In the environment where I come from, there was a lot of poverty, and a lot of shootings and robberies. Everything I learned, I learned from the streets. Earlier in my life I chose drugs. I chose a destructive lifestyle. But now, I’ve been clean sixteen years. I’m fifty years old.
I think I contracted HIV intravenously, through drugs. I found out in 1986, when I was diagnosed with AIDS. At that time, I was in jail. I took sick and was transferred to a quarantine infirmary. I was terribly ill, but they still had to handcuff me to the bed.
I got out of jail real early, on “merciful release,” where they let people out who are terminally ill. I went to this house for women living with HIV and AIDS. Then I began to take my medications. People around me were dying, so it just struck me that I needed to get educated about this disease if I got to live with it. So I needed to get involved with my life. And from then on, my life took off.

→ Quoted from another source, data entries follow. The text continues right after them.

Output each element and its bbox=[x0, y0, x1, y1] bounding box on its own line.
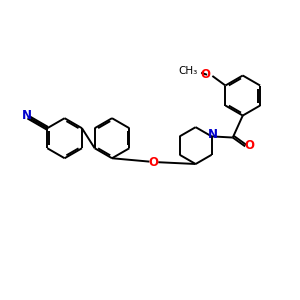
Text: O: O bbox=[149, 155, 159, 169]
Text: O: O bbox=[244, 139, 254, 152]
Text: O: O bbox=[201, 68, 211, 81]
Text: N: N bbox=[22, 109, 32, 122]
Text: N: N bbox=[208, 128, 218, 141]
Text: CH₃: CH₃ bbox=[178, 66, 198, 76]
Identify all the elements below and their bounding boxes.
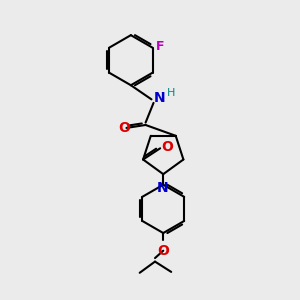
Text: N: N [157, 181, 169, 195]
Text: N: N [154, 91, 166, 105]
Text: O: O [162, 140, 173, 154]
Text: H: H [167, 88, 175, 98]
Text: O: O [118, 121, 130, 135]
Text: O: O [157, 244, 169, 258]
Text: F: F [156, 40, 165, 53]
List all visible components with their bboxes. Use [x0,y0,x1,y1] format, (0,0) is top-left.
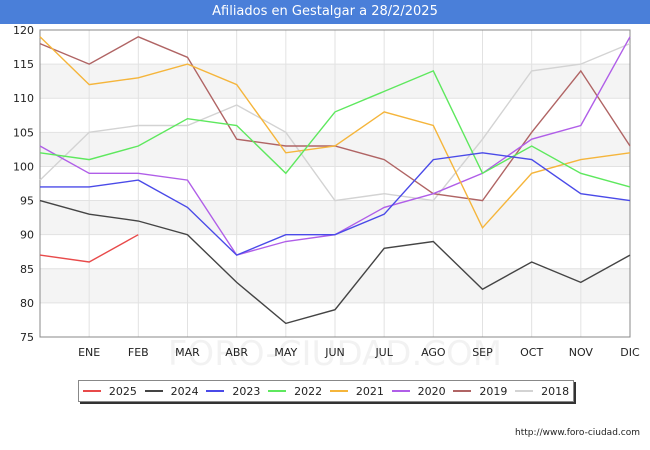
x-tick-label: JUL [374,346,393,359]
legend-label: 2020 [417,384,446,398]
y-tick-label: 105 [13,126,34,139]
legend-item-2020: 2020 [391,384,446,398]
plot-frame [39,29,631,338]
y-tick-label: 115 [13,58,34,71]
chart-legend: 2025 2024 2023 2022 2021 2020 2019 2018 [78,380,574,402]
legend-item-2019: 2019 [453,385,507,398]
legend-item-2024: 2024 [144,384,199,398]
legend-label: 2018 [541,384,570,398]
legend-swatch [144,390,163,392]
legend-label: 2021 [355,384,384,398]
legend-swatch [82,390,101,392]
legend-item-2018: 2018 [515,385,569,398]
series-line-2021 [39,36,631,230]
legend-swatch [329,390,348,392]
legend-swatch [453,390,472,392]
y-tick-label: 95 [20,195,34,208]
legend-swatch [391,390,410,392]
series-line-2024 [39,199,631,325]
legend-label: 2024 [170,384,199,398]
x-tick-label: FEB [128,346,149,359]
x-tick-label: NOV [569,346,594,359]
legend-label: 2025 [108,384,137,398]
x-tick-label: SEP [472,346,493,359]
legend-item-2022: 2022 [268,385,322,398]
legend-label: 2019 [479,384,508,398]
series-line-2018 [39,42,631,202]
x-tick-label: MAY [274,346,297,359]
legend-item-2021: 2021 [329,384,384,398]
legend-swatch [515,390,534,392]
y-tick-label: 110 [13,92,34,105]
watermark: FORO-CIUDAD.COM [168,334,502,374]
y-tick-label: 100 [13,160,34,173]
legend-swatch [206,390,225,392]
x-tick-label: ABR [225,346,248,359]
legend-item-2025: 2025 [82,384,137,398]
series-line-2022 [39,69,631,188]
x-tick-label: ENE [78,346,100,359]
x-tick-label: JUN [324,346,345,359]
x-tick-label: DIC [620,346,640,359]
legend-swatch [268,390,287,392]
series-line-2023 [40,152,631,256]
x-tick-label: MAR [175,346,200,359]
chart-title: Afiliados en Gestalgar a 28/2/2025 [0,0,650,24]
x-tick-label: OCT [520,346,543,359]
y-tick-label: 80 [20,297,34,310]
legend-label: 2023 [232,384,261,398]
legend-item-2023: 2023 [206,385,260,398]
y-tick-label: 90 [20,229,34,242]
x-tick-label: AGO [421,346,446,359]
source-link[interactable]: http://www.foro-ciudad.com [515,428,640,438]
y-tick-label: 75 [20,331,34,344]
series-line-2025 [39,234,139,263]
y-tick-label: 85 [20,263,34,276]
legend-label: 2022 [294,384,323,398]
y-tick-label: 120 [13,24,34,37]
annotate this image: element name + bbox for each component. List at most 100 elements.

Something that interests me now is how the stigma is different against women living with HIV and AIDS. There’s lesbians who are living with this disease, but it’s not many of us who would actually come out and say so. And then I read today that the HIV infection rate is triple among African-American women as compared to white women. And I’m thinking, what is going on? People are going to have sex—you know that—but they’re not telling the truth about who they’re having sex with.
And teenagers—who don’t have to catch this—they’re just not listening. You know, a young woman, she’s fifteen, and she meets an older guy at the mall, he winks at her, he looks good, so she relates to it. He’s going to get her that iPod she wants. And eventually she’s going to have sex with him. But he’s not telling her anything about himself—he’s just having sex with her.
I just think it’s very important for me to speak up for women and try to remove the stigma and ignorance surrounding AIDS.